If you reside in one of the 15 states that have abandoned their certificate of need (CON) laws, you likely enjoy higher quality of care, lower costs for both patients and providers, more healthcare options, and shorter travel times to access them. In CON states, prospective providers must convince a local board—often including their healthcare competition—that they are needed in their community. Predictably, competitors often deny that any new providers are necessary, and they successfully squeeze out providers the community wants and needs.

Considering that the function of CON legislation is to deliberately restrict the healthcare supply (in obvious opposition to economic principles), it is not surprising that 60 years of it prove that non-CON states fare better. However, you shouldn’t be entirely relieved if you live in a CON-free zone. The federal government controls much of the healthcare system, so everyone suffers and pays for CON.

How It Began

Like many cautionary tales, this one began when the federal government successfully swapped federal funding for compliance. New York enacted the original CON legislation in 1964, and the following year, President Johnson signed Medicare and Medicaid into law. In 1974, the federal government blended the two new policies and decreed that states would no longer receive federal funding for Medicaid or Medicare if they did not adopt their own CON laws.

All but Louisiana quickly agreed. Citizens of every state pay federal taxes, and they understandably want to recoup every penny possible in services. In turn, they subject themselves to federal laws that are often written to benefit lobbyists. Such is the case of CON, which is now almost exclusively endorsed by powerful healthcare associations and politicians.

The federal government reversed its position in 1986 and has since repeatedly decried the failed CON experiment. Nevertheless, 35 states retain CON programs. The federal government rendered these laws ubiquitous; lobbyists rendered them seemingly immortal. As Ronald Reagan said, “Government programs, once launched, never disappear. Actually, a government bureau is the nearest thing to eternal life we’ll ever see on this earth.”

How It’s Going

Healthcare spending comprises 29% of the federal budget, totaling $1.9 billion per year. As of 2023, 60 million people were enrolled in Medicare (funded by federal taxes), and 85 million people in reporting states were on Medicaid or CHIP (which use both state and federal taxes). Of those, 12.5 million people were enrolled in both Medicare and Medicaid.

Wherever you live, and whatever your local CON laws (or lack thereof), you are paying for everyone else’s healthcare bills. And they are not cheap.

In addition, people who reside in areas with poor healthcare quality can cross state lines in search of better care. CON states statistically report lower quality, so non-CON state facilities may receive patients from out of state. Depending on staffing shortages, insurance payment structures, and any number of other factors, this may place strain on the receiving hospital.

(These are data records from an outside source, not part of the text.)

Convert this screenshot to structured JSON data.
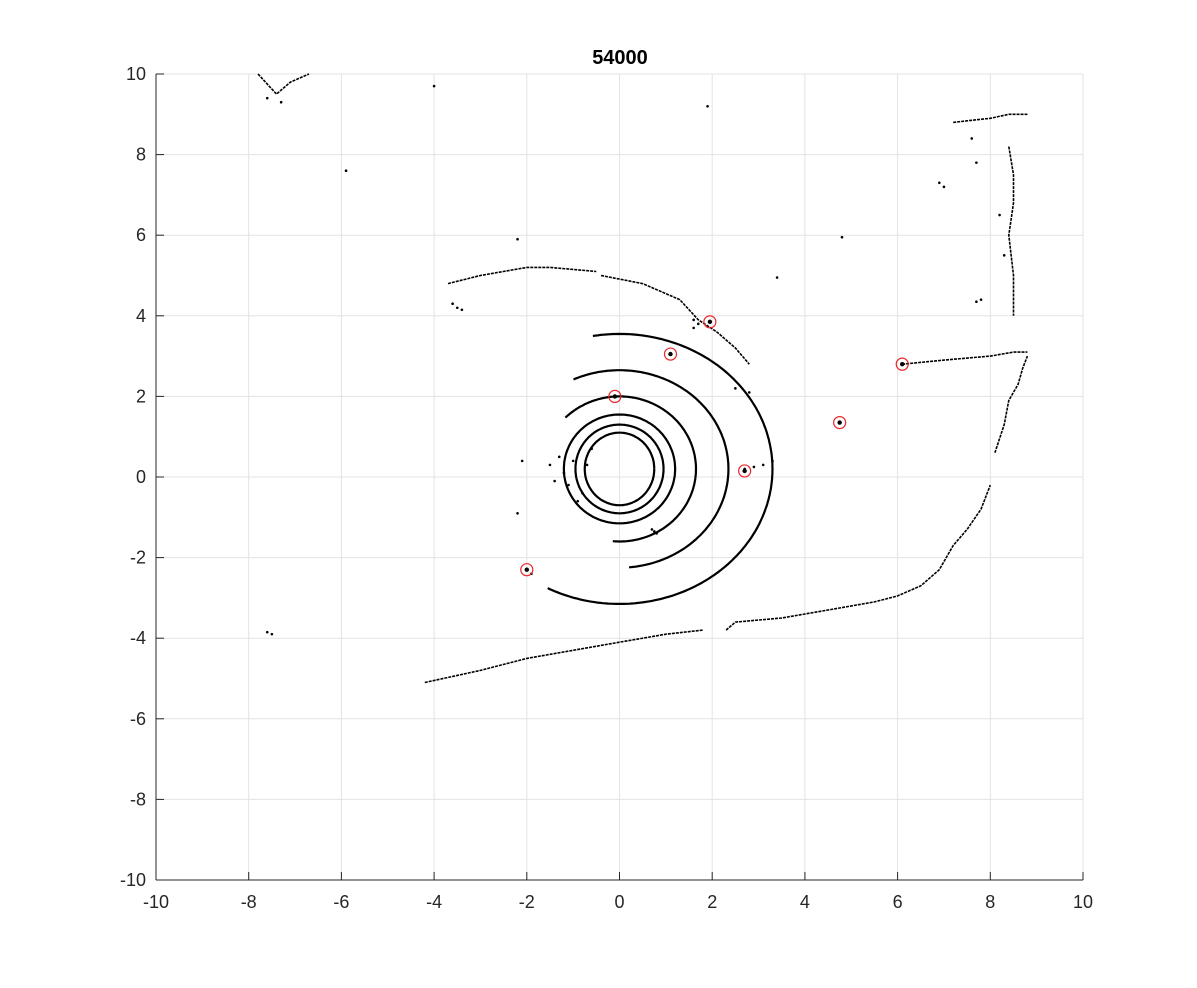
{
  "chart_data": {
    "type": "scatter",
    "title": "54000",
    "xlabel": "",
    "ylabel": "",
    "xlim": [
      -10,
      10
    ],
    "ylim": [
      -10,
      10
    ],
    "xticks": [
      -10,
      -8,
      -6,
      -4,
      -2,
      0,
      2,
      4,
      6,
      8,
      10
    ],
    "yticks": [
      -10,
      -8,
      -6,
      -4,
      -2,
      0,
      2,
      4,
      6,
      8,
      10
    ],
    "grid": true,
    "colors": {
      "points": "#000000",
      "markers": "#e8262a",
      "grid": "#e3e3e3",
      "axis": "#262626"
    },
    "series": [
      {
        "marker": "point",
        "rings_center": [
          0,
          0.2
        ],
        "rings": [
          {
            "rx": 0.75,
            "ry": 0.9,
            "start": 0,
            "end": 360
          },
          {
            "rx": 0.95,
            "ry": 1.1,
            "start": 0,
            "end": 360
          },
          {
            "rx": 1.2,
            "ry": 1.35,
            "start": 0,
            "end": 360
          },
          {
            "rx": 1.65,
            "ry": 1.8,
            "start": -95,
            "end": 135
          },
          {
            "rx": 2.35,
            "ry": 2.45,
            "start": -85,
            "end": 115
          },
          {
            "rx": 3.3,
            "ry": 3.35,
            "start": -118,
            "end": 100
          }
        ],
        "polylines": [
          [
            [
              -4.2,
              -5.1
            ],
            [
              -3.0,
              -4.8
            ],
            [
              -2.0,
              -4.5
            ],
            [
              -1.0,
              -4.3
            ],
            [
              0,
              -4.1
            ],
            [
              1.0,
              -3.9
            ],
            [
              1.8,
              -3.8
            ]
          ],
          [
            [
              2.3,
              -3.8
            ],
            [
              2.5,
              -3.6
            ],
            [
              3.5,
              -3.5
            ],
            [
              4.5,
              -3.3
            ],
            [
              5.5,
              -3.1
            ],
            [
              6.0,
              -2.95
            ],
            [
              6.5,
              -2.7
            ],
            [
              6.9,
              -2.3
            ],
            [
              7.2,
              -1.7
            ],
            [
              7.5,
              -1.3
            ],
            [
              7.8,
              -0.8
            ],
            [
              8.0,
              -0.2
            ]
          ],
          [
            [
              8.1,
              0.6
            ],
            [
              8.3,
              1.3
            ],
            [
              8.4,
              1.9
            ],
            [
              8.6,
              2.3
            ],
            [
              8.7,
              2.7
            ],
            [
              8.8,
              3.0
            ]
          ],
          [
            [
              6.1,
              2.8
            ],
            [
              7.0,
              2.9
            ],
            [
              8.0,
              3.0
            ],
            [
              8.5,
              3.1
            ],
            [
              8.8,
              3.1
            ]
          ],
          [
            [
              7.2,
              8.8
            ],
            [
              7.6,
              8.85
            ],
            [
              8.0,
              8.9
            ],
            [
              8.4,
              9.0
            ],
            [
              8.8,
              9.0
            ]
          ],
          [
            [
              8.4,
              8.2
            ],
            [
              8.5,
              7.5
            ],
            [
              8.5,
              6.8
            ],
            [
              8.4,
              6.0
            ],
            [
              8.5,
              5.0
            ],
            [
              8.5,
              4.0
            ]
          ],
          [
            [
              -3.7,
              4.8
            ],
            [
              -3.0,
              5.0
            ],
            [
              -2.0,
              5.2
            ],
            [
              -1.5,
              5.2
            ],
            [
              -0.5,
              5.1
            ]
          ],
          [
            [
              -0.4,
              5.0
            ],
            [
              0.5,
              4.8
            ],
            [
              1.3,
              4.4
            ],
            [
              1.7,
              3.9
            ],
            [
              2.1,
              3.6
            ],
            [
              2.5,
              3.2
            ],
            [
              2.8,
              2.8
            ]
          ],
          [
            [
              -7.8,
              10
            ],
            [
              -7.4,
              9.5
            ],
            [
              -7.1,
              9.8
            ],
            [
              -6.7,
              10
            ]
          ]
        ],
        "scatter": [
          [
            -7.6,
            9.4
          ],
          [
            -7.3,
            9.3
          ],
          [
            -4.0,
            9.7
          ],
          [
            1.9,
            9.2
          ],
          [
            -5.9,
            7.6
          ],
          [
            -2.2,
            5.9
          ],
          [
            4.8,
            5.95
          ],
          [
            3.4,
            4.95
          ],
          [
            -3.6,
            4.3
          ],
          [
            -3.5,
            4.2
          ],
          [
            -3.4,
            4.15
          ],
          [
            1.6,
            3.9
          ],
          [
            1.7,
            3.8
          ],
          [
            1.6,
            3.7
          ],
          [
            -2.0,
            -2.3
          ],
          [
            -1.9,
            -2.4
          ],
          [
            6.9,
            7.3
          ],
          [
            7.0,
            7.2
          ],
          [
            7.7,
            7.8
          ],
          [
            7.6,
            8.4
          ],
          [
            7.8,
            4.4
          ],
          [
            7.7,
            4.35
          ],
          [
            8.2,
            6.5
          ],
          [
            8.3,
            5.5
          ],
          [
            -7.6,
            -3.85
          ],
          [
            -7.5,
            -3.9
          ],
          [
            2.5,
            2.2
          ],
          [
            2.8,
            2.1
          ],
          [
            2.7,
            0.2
          ],
          [
            2.9,
            0.25
          ],
          [
            3.1,
            0.3
          ],
          [
            3.3,
            0.4
          ],
          [
            -1.3,
            0.5
          ],
          [
            -1.2,
            0.1
          ],
          [
            -1.1,
            -0.2
          ],
          [
            -1.0,
            0.4
          ],
          [
            -0.8,
            -0.4
          ],
          [
            -0.7,
            0.3
          ],
          [
            -0.6,
            0.7
          ],
          [
            -0.9,
            -0.6
          ],
          [
            -1.5,
            0.3
          ],
          [
            -1.4,
            -0.1
          ],
          [
            -2.2,
            -0.9
          ],
          [
            -2.1,
            0.4
          ],
          [
            0.7,
            -1.3
          ],
          [
            0.8,
            -1.4
          ],
          [
            0.75,
            -1.35
          ]
        ]
      },
      {
        "marker": "circle",
        "points": [
          [
            1.95,
            3.85
          ],
          [
            1.1,
            3.05
          ],
          [
            -0.1,
            2.0
          ],
          [
            6.1,
            2.8
          ],
          [
            4.75,
            1.35
          ],
          [
            2.7,
            0.15
          ],
          [
            -2.0,
            -2.3
          ]
        ]
      }
    ]
  }
}
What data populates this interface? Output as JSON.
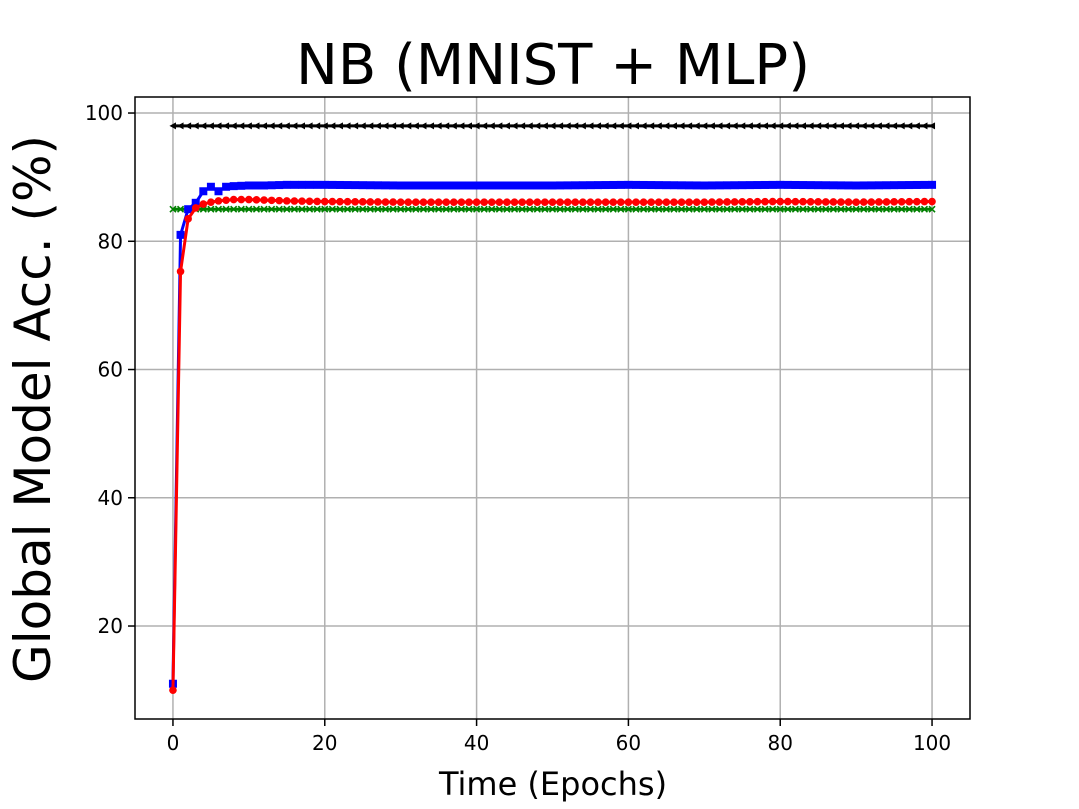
{
  "chart_data": {
    "type": "line",
    "title": "NB (MNIST + MLP)",
    "xlabel": "Time (Epochs)",
    "ylabel": "Global Model Acc. (%)",
    "xlim": [
      -5,
      105
    ],
    "ylim": [
      5.5,
      102.5
    ],
    "xticks": [
      0,
      20,
      40,
      60,
      80,
      100
    ],
    "yticks": [
      20,
      40,
      60,
      80,
      100
    ],
    "grid": true,
    "series": [
      {
        "color": "#000000",
        "marker": "triangle-left",
        "x": [
          0,
          100
        ],
        "y": [
          98,
          98
        ]
      },
      {
        "color": "#008000",
        "marker": "x",
        "x": [
          0,
          100
        ],
        "y": [
          85,
          85
        ]
      },
      {
        "color": "#0000ff",
        "marker": "square",
        "x": [
          0,
          1,
          2,
          3,
          4,
          5,
          6,
          7,
          8,
          10,
          12,
          15,
          20,
          30,
          40,
          50,
          60,
          70,
          80,
          90,
          100
        ],
        "y": [
          11,
          81,
          85,
          86,
          87.8,
          88.5,
          87.8,
          88.5,
          88.6,
          88.7,
          88.7,
          88.8,
          88.8,
          88.7,
          88.7,
          88.7,
          88.8,
          88.7,
          88.8,
          88.7,
          88.8
        ]
      },
      {
        "color": "#ff0000",
        "marker": "circle",
        "x": [
          0,
          1,
          2,
          3,
          4,
          5,
          6,
          7,
          8,
          10,
          15,
          20,
          30,
          40,
          50,
          60,
          70,
          80,
          90,
          100
        ],
        "y": [
          10,
          75.3,
          83.5,
          85.2,
          85.8,
          86.1,
          86.3,
          86.4,
          86.5,
          86.5,
          86.3,
          86.2,
          86.1,
          86.1,
          86.1,
          86.1,
          86.1,
          86.2,
          86.1,
          86.2
        ]
      }
    ]
  }
}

No decent person would want to deny anyone access to a better hospital, and people have every right to travel freely to reach one. It’s just important to illustrate that CON law consequences leak into non-CON states in unnoticed ways.

What The Federal Government Needs To Do Next

In the CON case, federal intervention would constitute the opposite of federal overreach. The federal government dragged the entire country into this debacle, but despite vocally and repeatedly admitting its change of heart, it has done little materially to remove us from it.  

Federal administrators have numerous options at their disposal, but one stands out as particularly powerful, as they themselves demonstrated in 1974. The CON proliferation came about because bureaucrats threatened loss of funding to any state that failed to comply. It stands to reason that they could simply make the opposite deal to undo their first one. If Congress considers health care its business, and it controls the flow of money based on whether states are complying with its wishes, Congress can simply withdraw federal funding from states with CON laws. 

Yes, the very idea is sure to evoke wailing and gnashing of teeth from healthcare behemoths that have grown accustomed to a mafia-like grip on the entire healthcare industry. But they will simply have to learn to compete on merit, like any legitimate business. 

What You Can Do

Getting attention to CON laws in CON states has proven difficult enough, due to the obscurity of the legislation. Despite its impact on their healthcare system, average residents likely don’t know it exists. Patients don’t know it’s a reason for their cumbersome commutes, wait times, and inflated bills. 
Showing residents who live in non-CON states why they should care will probably require even more effort. Those who are knowledgeable about the issue need to raise the alarm. They need to explain to those who are (rightfully) eager to stay out of the business of other states why, in this case, staying out of it is actually staying mired in it. Citizens need to put pressure on their federal representatives to completely extricate them from this CON game. It’s long past time to take the other foot out of a game they never even wanted to play.